Even their ace, Rodrigo Lopez, can't redirect them. Scott Spiezio hit a three-run homer in the second to put Anaheim in front 3-1, and the Angels handed Lopez (14-7) his third loss in four decisions. Spiezio and Brad Fullmer added run-scoring singles off Willis Roberts in the eighth, and Adam Kennedy hit a three-run homer off Buddy Groom to further dictate the outcome.
When will it end?
The Orioles (63-72) have been outscored 64-24 during the streak and surrendered leads in seven of the nine games. Jerry Hairston hit a home run in the first inning last night - the one big swing that might have made a difference - but Spiezio crushed a 1-2 pitch from Lopez with none out in the second.
Still stuck on last year's win total, the Orioles begin a six-game homestand tomorrow against the Texas Rangers. It will be their first appearance at Camden Yards since the strike talk subsided.
They could use a fresh start, if not some divine intervention.
"We'll get through this and be OK," said manager Mike Hargrove, "but right now it's ugly."
A bloop single by Jay Gibbons with two outs in the eighth scored Jeff Conine to bring the Orioles to within a run, but Marty Cordova flied to the warning track in center against closer Troy Percival. A few more feet, and maybe they write a different ending.

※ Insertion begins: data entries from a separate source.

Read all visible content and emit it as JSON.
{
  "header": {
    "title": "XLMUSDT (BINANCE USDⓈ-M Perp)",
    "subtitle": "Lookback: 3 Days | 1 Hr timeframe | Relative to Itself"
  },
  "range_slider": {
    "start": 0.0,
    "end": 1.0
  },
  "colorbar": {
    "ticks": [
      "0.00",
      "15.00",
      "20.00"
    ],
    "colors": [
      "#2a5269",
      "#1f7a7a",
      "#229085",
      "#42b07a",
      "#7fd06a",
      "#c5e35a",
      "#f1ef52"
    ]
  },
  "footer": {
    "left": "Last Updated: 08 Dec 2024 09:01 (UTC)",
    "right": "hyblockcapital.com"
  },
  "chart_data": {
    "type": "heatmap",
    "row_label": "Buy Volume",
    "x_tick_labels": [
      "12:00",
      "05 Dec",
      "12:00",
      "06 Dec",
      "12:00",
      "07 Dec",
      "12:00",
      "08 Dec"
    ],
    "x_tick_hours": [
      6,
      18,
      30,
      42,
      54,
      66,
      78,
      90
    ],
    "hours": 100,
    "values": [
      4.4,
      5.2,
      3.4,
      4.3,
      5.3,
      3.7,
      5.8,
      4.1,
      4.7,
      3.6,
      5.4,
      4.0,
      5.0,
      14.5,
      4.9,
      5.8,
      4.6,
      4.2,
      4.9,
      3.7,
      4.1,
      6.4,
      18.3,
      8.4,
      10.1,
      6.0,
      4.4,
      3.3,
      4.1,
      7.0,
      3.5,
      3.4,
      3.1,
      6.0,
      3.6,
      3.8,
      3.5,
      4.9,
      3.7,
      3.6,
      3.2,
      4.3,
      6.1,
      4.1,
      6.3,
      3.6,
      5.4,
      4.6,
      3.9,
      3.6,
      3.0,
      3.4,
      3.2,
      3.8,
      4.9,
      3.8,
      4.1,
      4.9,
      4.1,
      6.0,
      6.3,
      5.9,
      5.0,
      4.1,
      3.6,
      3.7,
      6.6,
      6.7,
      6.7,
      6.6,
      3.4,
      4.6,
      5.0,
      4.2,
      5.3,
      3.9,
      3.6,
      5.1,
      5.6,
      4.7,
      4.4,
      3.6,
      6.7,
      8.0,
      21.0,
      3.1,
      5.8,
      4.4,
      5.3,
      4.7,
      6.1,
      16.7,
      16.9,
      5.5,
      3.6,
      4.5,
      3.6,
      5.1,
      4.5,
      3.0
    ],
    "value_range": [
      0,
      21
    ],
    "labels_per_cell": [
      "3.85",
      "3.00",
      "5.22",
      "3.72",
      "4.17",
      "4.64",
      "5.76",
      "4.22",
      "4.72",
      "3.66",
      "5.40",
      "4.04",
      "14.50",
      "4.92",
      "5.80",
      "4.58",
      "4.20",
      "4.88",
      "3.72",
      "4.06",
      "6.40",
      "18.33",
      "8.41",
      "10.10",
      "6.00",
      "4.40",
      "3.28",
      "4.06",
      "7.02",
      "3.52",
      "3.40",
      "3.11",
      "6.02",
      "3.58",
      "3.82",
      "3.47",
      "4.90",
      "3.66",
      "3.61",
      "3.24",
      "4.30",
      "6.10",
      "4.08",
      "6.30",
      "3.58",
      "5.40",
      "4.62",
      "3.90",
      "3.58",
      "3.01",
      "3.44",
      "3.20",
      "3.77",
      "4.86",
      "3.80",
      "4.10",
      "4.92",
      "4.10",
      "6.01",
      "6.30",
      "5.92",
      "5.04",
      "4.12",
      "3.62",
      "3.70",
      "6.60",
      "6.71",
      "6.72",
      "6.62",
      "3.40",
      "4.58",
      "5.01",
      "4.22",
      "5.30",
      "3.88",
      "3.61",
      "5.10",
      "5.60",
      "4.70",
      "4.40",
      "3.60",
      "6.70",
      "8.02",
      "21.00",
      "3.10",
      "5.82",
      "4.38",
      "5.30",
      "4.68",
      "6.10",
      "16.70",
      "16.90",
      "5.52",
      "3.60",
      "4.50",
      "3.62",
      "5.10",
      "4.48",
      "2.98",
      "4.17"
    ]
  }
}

"The more it went, I thought maybe it was out of the ballpark," Hargrove said. "We gave ourselves a chance to win tonight, which we haven't done the last four or five days. We didn't do a good job with runners on third base and less than two outs, but we gave ourselves a chance with our pitching and our offense, and that's a plus. When you're going through things like this, you look for good signs."
Lopez allowed four runs and six hits, his removal coming after a two-out single by David Eckstein in the seventh. The Orioles had given up 10 or more hits in seven consecutive games, but the Angels finished with nine. At least one streak ended.

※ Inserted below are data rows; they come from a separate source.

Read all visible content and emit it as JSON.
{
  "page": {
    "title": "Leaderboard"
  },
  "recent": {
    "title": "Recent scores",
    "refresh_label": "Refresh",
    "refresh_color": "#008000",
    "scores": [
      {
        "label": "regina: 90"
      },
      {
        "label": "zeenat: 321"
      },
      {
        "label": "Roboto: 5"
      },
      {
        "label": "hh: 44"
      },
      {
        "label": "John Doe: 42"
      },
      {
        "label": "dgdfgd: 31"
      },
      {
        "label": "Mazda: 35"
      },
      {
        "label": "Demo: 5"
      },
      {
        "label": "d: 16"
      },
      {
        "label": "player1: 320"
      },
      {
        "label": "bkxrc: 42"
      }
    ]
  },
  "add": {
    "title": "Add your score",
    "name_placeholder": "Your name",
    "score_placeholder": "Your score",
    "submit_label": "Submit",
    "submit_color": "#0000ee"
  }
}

Two nights after losing to Mickey Callaway, the Orioles scuffled against another rookie pitcher who's done the bulk of his work this year at Triple-A Salt Lake.
Facing the Orioles for the first time, John Lackey (7-3) retired nine in a row after Gibbons singled in the second inning. Gibbons was erased when Cordova, in a 2-for-24 slump, grounded into a double play. Cordova ended Lackey's run by lining a single into left field with two outs in the fifth, but Brook Fordyce flied to right.

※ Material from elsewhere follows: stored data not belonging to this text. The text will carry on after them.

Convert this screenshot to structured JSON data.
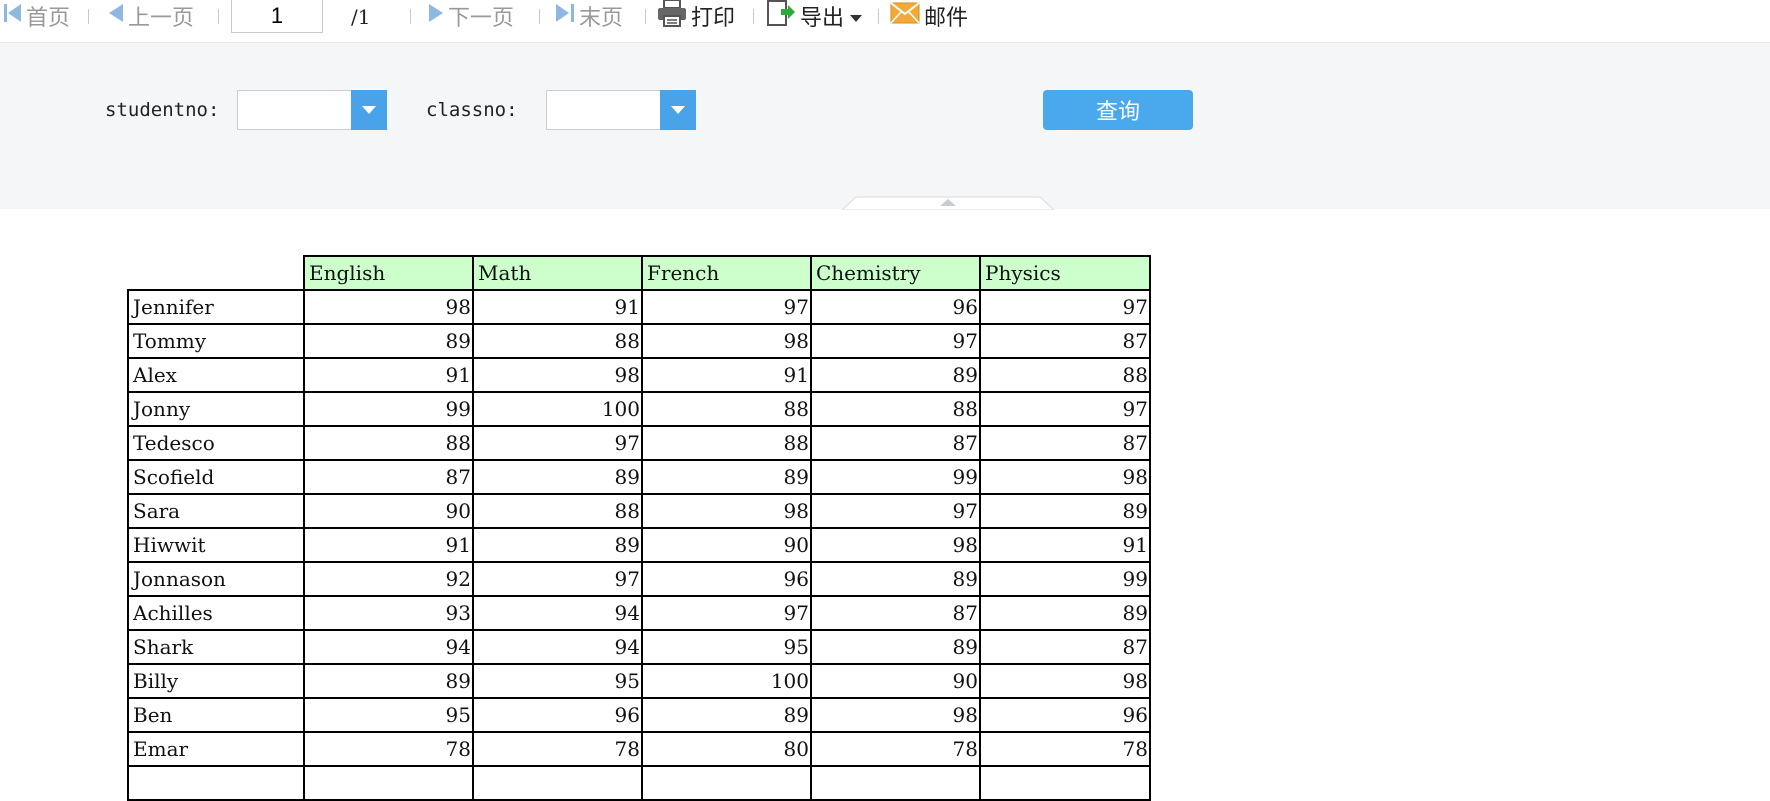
{
  "toolbar": {
    "first": "首页",
    "prev": "上一页",
    "page_current": "1",
    "page_total": "/1",
    "next": "下一页",
    "last": "末页",
    "print": "打印",
    "export": "导出",
    "mail": "邮件"
  },
  "params": {
    "studentno_label": "studentno:",
    "studentno_value": "",
    "classno_label": "classno:",
    "classno_value": "",
    "query_label": "查询"
  },
  "table": {
    "columns": [
      "English",
      "Math",
      "French",
      "Chemistry",
      "Physics"
    ],
    "rows": [
      {
        "name": "Jennifer",
        "scores": [
          "98",
          "91",
          "97",
          "96",
          "97"
        ]
      },
      {
        "name": "Tommy",
        "scores": [
          "89",
          "88",
          "98",
          "97",
          "87"
        ]
      },
      {
        "name": "Alex",
        "scores": [
          "91",
          "98",
          "91",
          "89",
          "88"
        ]
      },
      {
        "name": "Jonny",
        "scores": [
          "99",
          "100",
          "88",
          "88",
          "97"
        ]
      },
      {
        "name": "Tedesco",
        "scores": [
          "88",
          "97",
          "88",
          "87",
          "87"
        ]
      },
      {
        "name": "Scofield",
        "scores": [
          "87",
          "89",
          "89",
          "99",
          "98"
        ]
      },
      {
        "name": "Sara",
        "scores": [
          "90",
          "88",
          "98",
          "97",
          "89"
        ]
      },
      {
        "name": "Hiwwit",
        "scores": [
          "91",
          "89",
          "90",
          "98",
          "91"
        ]
      },
      {
        "name": "Jonnason",
        "scores": [
          "92",
          "97",
          "96",
          "89",
          "99"
        ]
      },
      {
        "name": "Achilles",
        "scores": [
          "93",
          "94",
          "97",
          "87",
          "89"
        ]
      },
      {
        "name": "Shark",
        "scores": [
          "94",
          "94",
          "95",
          "89",
          "87"
        ]
      },
      {
        "name": "Billy",
        "scores": [
          "89",
          "95",
          "100",
          "90",
          "98"
        ]
      },
      {
        "name": "Ben",
        "scores": [
          "95",
          "96",
          "89",
          "98",
          "96"
        ]
      },
      {
        "name": "Emar",
        "scores": [
          "78",
          "78",
          "80",
          "78",
          "78"
        ]
      }
    ]
  },
  "colors": {
    "header_bg": "#ccffcc",
    "accent": "#4aa8ec",
    "panel_bg": "#f5f6f8",
    "disabled_text": "#999999"
  }
}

Lackey was removed in the sixth after the Orioles loaded the bases with one out on a hit batter, a double by Hairston and a walk. Brendan Donnelly forced in a run by walking Tony Batista, but Conine flied to shallow right and Gibbons chased a two-strike pitch in the dirt.
Cordova and Fordyce opened the seventh with singles off reliever Ben Weber, and Mike Bordick's bunt moved the tying runs into scoring position. But Melvin Mora struck out, and Hairston bounced to short after getting ahead 3-0.
Needing to release some of the frustration building within an entire team, Hairston removed his helmet with both hands after crossing the bag and slammed it to the ground, sending a piece of it flying in another direction.
"They gave us a shot at it tonight and we just couldn't come through in the clutch," Gibbons said.
The game began with such promise for the Orioles. Mora bounced a single into left field, but was thrown out trying to steal. Hairston followed with his fifth homer on a full count, and the sigh of relief coming from the visitors' dugout could have moved the flags.
The last two Angels starters had taken no-hit bids into the sixth inning before Geronimo Gil hit opposite-field singles. Gil wasn't in the lineup last night. Somebody else had to step up.
The Angels remain 2 1/2 games ahead of the Seattle Mariners for the American League wild card and moved 28 above .500 for the first time in franchise history. They swept the Orioles here for the first time since 1993. They're not even the hottest team in their division - the Oakland Athletics have won 18 straight - but the Orioles couldn't touch them.
"We ran into a buzz saw," Hargrove said.